Der Stoff, aus dem das Blei der Schuhe ist
Zur feierlichen Wiedereröffnung des Linzer Schauspiels hat sich Sprechtheaterchef Stephan Suschke ausgerechnet Shakespeares rätselhaften „Sturm“ausgesucht: ein Besuch im Theatermuseum.
Linz – Elf Monate dauerte der Umbau des Schauspielhauses an der Linzer Promenade. Für die feierliche Wiedereröffnung hat man – nicht ganz zufällig – den rätselhaftesten aller Inselbesitzer auf die Bühne gebeten. Herzog Prospero regiert in Shakespeares Alterswerk Der Sturm ein unwirtliches Eiland. Als gestürzter Fürst wird er von Rachegelüsten geplagt. Sein Migrationshintergrund schließt das gestürzte Weltbild der Renaissance ein. Als Kolonisator hält sich der Gekränkte aber an der indigenen Bevölkerung schadlos. Luftgeister und Hexenkinder sind ihm untertan; das eigene Töchterchen versteckt er eifersüchtig vor der Welt.
Nun bildet auch das runderneuerte Schauspielhaus eine sturmumtoste Insel im Linzer Häusermeer. Sein Chef Stephan Suschke, ein gestandener Heiner-MüllerMitarbeiter, wühlt als SturmRegisseur noch einmal in den Schätzen der Überlieferung. Tiertrophäen schmücken das Portal (Ausstattung: Momme Röhrbein). Im Bücherbord des Inselautokraten weisen Accessoires wie ein vergoldetes Widderhorn auf das schwarz-alchemistische Erbe seines Wissenserwerbs hin.

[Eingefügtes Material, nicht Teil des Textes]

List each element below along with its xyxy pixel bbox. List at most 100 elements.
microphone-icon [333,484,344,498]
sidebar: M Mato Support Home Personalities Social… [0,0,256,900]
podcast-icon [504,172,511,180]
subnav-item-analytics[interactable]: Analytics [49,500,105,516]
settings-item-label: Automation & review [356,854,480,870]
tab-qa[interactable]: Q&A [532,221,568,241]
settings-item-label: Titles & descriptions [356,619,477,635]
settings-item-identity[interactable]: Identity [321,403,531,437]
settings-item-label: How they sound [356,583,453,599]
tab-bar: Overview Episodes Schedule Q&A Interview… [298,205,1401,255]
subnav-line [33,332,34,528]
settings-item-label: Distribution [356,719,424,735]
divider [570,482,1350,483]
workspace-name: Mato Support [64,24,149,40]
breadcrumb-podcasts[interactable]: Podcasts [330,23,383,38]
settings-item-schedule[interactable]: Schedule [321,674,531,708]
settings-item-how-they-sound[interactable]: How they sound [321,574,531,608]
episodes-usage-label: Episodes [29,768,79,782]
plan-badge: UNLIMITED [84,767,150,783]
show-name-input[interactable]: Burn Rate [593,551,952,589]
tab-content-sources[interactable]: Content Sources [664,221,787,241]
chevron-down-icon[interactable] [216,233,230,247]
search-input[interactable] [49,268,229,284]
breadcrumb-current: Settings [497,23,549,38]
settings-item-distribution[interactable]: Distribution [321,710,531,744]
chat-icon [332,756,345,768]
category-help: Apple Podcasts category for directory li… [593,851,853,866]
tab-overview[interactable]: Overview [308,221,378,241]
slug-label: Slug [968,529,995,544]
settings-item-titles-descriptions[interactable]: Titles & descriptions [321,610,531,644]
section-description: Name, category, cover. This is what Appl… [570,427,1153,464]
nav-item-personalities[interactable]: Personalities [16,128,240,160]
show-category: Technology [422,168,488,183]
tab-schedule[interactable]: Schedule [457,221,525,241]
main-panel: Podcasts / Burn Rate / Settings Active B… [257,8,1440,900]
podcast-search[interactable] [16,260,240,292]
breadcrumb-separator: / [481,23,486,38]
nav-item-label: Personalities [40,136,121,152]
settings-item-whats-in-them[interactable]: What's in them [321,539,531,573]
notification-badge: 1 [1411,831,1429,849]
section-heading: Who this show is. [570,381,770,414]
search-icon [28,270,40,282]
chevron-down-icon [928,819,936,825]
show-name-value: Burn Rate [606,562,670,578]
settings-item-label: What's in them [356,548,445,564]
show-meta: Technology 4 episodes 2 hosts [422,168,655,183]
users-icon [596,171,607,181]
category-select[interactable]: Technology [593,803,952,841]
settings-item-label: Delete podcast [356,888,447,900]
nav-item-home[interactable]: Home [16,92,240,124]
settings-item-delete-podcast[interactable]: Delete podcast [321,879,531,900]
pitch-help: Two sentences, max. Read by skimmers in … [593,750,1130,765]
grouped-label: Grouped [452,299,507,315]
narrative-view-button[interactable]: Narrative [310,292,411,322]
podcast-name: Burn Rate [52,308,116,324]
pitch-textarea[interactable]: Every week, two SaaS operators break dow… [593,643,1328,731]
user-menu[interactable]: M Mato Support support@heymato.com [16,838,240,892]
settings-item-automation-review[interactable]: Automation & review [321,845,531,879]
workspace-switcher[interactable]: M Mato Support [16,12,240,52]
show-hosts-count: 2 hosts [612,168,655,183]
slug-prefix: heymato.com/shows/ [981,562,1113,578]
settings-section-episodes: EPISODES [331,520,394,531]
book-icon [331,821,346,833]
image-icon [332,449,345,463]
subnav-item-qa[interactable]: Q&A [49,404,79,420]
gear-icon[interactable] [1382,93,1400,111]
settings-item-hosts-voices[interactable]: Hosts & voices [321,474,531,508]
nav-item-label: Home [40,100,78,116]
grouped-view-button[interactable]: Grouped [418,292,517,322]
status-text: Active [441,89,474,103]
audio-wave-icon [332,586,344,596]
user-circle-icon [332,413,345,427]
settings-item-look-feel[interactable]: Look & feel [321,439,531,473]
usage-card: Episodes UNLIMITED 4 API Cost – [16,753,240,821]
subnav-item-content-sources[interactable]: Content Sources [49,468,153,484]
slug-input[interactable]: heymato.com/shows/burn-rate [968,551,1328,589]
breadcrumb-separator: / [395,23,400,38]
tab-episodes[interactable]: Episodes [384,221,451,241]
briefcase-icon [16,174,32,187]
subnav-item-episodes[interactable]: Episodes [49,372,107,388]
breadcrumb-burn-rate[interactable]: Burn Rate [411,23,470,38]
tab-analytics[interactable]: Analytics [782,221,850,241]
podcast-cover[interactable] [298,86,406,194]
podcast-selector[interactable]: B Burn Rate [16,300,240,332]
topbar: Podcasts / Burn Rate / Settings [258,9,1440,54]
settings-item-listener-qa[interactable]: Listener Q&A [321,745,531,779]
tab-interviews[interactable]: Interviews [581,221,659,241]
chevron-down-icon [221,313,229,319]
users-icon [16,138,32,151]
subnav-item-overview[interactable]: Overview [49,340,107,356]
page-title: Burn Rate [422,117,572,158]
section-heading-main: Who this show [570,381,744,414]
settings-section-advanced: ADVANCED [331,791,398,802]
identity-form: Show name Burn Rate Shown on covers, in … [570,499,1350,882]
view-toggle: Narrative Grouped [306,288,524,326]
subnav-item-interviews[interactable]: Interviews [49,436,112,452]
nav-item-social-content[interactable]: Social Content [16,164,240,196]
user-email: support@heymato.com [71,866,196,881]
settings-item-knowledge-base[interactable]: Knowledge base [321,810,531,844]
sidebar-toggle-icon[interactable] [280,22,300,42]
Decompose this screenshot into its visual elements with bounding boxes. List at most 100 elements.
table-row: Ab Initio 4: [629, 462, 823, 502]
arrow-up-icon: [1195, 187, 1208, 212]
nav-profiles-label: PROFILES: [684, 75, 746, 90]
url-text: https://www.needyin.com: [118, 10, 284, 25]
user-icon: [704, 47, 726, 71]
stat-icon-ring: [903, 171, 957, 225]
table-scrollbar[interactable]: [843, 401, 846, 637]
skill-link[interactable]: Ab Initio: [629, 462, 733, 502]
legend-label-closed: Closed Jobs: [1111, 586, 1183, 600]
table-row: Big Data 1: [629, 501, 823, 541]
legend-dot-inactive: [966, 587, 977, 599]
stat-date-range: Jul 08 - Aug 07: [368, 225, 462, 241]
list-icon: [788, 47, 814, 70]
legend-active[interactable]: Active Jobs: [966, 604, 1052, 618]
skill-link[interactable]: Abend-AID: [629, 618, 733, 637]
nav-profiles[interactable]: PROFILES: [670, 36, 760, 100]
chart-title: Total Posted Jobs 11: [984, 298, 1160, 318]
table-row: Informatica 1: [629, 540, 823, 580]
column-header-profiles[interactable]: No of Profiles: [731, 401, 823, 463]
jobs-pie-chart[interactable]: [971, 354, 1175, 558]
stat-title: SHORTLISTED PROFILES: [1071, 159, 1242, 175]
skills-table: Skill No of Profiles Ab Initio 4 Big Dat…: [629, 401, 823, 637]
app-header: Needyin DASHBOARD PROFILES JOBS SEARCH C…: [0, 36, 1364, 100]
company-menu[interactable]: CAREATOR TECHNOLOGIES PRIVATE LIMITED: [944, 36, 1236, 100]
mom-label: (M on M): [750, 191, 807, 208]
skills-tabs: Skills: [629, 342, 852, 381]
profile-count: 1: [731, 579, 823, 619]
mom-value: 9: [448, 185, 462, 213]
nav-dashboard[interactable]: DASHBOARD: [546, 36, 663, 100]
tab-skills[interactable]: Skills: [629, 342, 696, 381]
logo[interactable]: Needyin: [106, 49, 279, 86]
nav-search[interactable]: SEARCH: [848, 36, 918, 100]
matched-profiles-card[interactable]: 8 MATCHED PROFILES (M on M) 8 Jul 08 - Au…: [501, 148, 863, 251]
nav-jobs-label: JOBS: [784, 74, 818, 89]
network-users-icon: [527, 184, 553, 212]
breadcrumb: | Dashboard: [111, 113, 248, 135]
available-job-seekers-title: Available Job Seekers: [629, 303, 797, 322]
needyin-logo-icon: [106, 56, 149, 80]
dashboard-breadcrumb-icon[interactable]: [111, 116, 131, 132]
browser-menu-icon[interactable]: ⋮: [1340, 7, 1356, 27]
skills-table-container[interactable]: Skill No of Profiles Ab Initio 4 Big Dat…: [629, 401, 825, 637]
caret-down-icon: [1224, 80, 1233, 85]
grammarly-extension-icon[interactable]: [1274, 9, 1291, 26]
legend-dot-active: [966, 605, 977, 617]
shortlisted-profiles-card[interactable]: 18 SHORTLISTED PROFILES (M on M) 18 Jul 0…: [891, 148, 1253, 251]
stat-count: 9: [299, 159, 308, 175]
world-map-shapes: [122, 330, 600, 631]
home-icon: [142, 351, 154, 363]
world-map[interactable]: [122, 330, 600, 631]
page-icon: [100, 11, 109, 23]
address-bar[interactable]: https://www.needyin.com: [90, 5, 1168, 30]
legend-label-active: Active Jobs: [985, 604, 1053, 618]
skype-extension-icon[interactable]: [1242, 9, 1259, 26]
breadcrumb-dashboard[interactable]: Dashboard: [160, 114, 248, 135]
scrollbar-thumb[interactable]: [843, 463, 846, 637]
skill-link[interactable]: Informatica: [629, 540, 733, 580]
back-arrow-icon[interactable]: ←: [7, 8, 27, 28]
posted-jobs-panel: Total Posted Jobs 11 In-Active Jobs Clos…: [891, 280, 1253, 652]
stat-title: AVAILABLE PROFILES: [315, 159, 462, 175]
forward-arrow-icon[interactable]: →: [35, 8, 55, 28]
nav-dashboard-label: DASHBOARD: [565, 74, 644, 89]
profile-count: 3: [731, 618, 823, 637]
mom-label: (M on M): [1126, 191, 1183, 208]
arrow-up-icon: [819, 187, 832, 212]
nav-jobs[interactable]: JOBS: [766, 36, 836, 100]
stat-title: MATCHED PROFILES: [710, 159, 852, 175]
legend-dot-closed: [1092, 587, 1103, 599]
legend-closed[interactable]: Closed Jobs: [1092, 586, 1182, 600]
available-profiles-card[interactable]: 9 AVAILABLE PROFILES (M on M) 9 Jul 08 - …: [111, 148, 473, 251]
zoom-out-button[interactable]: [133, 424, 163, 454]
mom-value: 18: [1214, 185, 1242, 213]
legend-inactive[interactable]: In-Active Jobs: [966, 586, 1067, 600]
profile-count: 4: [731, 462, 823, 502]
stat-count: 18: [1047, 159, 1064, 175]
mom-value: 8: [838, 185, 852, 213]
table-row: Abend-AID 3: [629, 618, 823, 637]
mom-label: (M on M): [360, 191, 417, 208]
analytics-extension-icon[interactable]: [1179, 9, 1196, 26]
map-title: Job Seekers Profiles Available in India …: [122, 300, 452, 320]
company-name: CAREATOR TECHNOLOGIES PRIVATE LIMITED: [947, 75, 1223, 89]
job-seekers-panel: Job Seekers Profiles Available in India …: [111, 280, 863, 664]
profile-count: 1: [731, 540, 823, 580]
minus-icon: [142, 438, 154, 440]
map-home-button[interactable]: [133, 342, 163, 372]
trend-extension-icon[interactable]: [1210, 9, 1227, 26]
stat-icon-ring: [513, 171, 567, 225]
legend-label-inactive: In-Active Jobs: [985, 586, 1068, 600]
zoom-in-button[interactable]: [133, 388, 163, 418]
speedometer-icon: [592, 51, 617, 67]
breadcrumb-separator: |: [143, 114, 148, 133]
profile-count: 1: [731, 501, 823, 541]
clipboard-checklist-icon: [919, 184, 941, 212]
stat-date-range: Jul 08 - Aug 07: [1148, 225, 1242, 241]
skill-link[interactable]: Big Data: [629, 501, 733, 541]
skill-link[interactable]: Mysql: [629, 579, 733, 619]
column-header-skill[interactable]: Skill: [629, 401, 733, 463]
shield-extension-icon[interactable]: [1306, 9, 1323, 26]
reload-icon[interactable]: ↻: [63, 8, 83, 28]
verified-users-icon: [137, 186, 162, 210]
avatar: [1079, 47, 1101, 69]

Wolken bauschen sich, dem Beamer sei Dank, am Vorhang. Ein Kinderstimmchen verkündigt selig das Credo des schiffbrüchigen Gonsalo aus dem zweiten Akt: Nur im Naturzustand der Erde seien die Glücks- und Konsumgüter im Überfluss vorhanden. Shakespeare, ein von Illusionen heimgesuchter Urkommunist?
Prospero (Vasilij Sotke) thront mit der Miene eines RaimundFeenkönigs missgelaunt im Ohrensessel. Sein Felsennest ist ein nach vorn gekippter Tennenboden. Über diesem brütet die Dunkelheit. Brecht-Epik, Aufklärung, Sturm und Drang: Sie alle sind völlig folgenlos an dieser desaströsen Regie-Unternehmung vorübergezogen.
Hier, in Linzens prächtig aufgebrezeltem Schauspielinstitut, huldigt man noch der Logik von Spiel- und Standbein. Die an Land gespülten Fürsten Neapels und Mailands? In Samt eingeschlagene Schufte. Beim geringsten Wetterleuchten oder Stimmungsumschwung reißen sie die Dolche aus den Gürteln. Den braven Gonsalo (Eva-Maria Aichner), das geschwätzige gute Gewissen einer verrotteten Gesellschaft, hat man hübsch als alten Bob Dylan zurechtgemacht.
Verschminkt
Wohl und Wehe jedes Sturms aber hängt ab von der Beschaffenheit der Geister. Ariel (Alexander Julian Meile) gemahnt an einen verschminkten Ballettdirektor. Caliban (Julian Sigl) gleicht einem Black-Metal-Musiker aus dem bekannt sonnigen Norwegen. Sie alle finden keinen gemeinsamen Ton, dabei böte B. K. Tragelehns umrissscharfe Übersetzung die besten Voraussetzungen. Die Rüpelszenen mit Trinculo (Björn Büchner) und Stephano (Jan Nikolaus Cerha)? Sind sozusagen mit bleiernen Schuhen getanzt.
Nun endet Der Sturm bekanntlich in einer Apotheose des verzeihenden Abschiednehmens. Prosperos havarierte Feinde durch- laufen mit der Geister Hilfe ein moralpädagogisches Sofortprogramm. Der aus Mailand gebürtige Inselfürst vergibt, doch er vergisst nicht. In Linz, wo man zwischendurch schöne Gedichtbrocken von Heiner Müller und W. H. Auden vorgekaut bekommen hat, stehen sich die kostümierten Herren in sichtbarer Verlegenheit die Füße in den Bauch. Keiner weiß hier einen Ausweg. Am wenigsten der Regisseur. Sollten wir, Shakespeare zufolge, wirklich vom Stoff sein, aus dem die Träume sind, zeugte der schüttere Schlussapplaus von der Ernüchterung, die dem Wachzustand geziemt.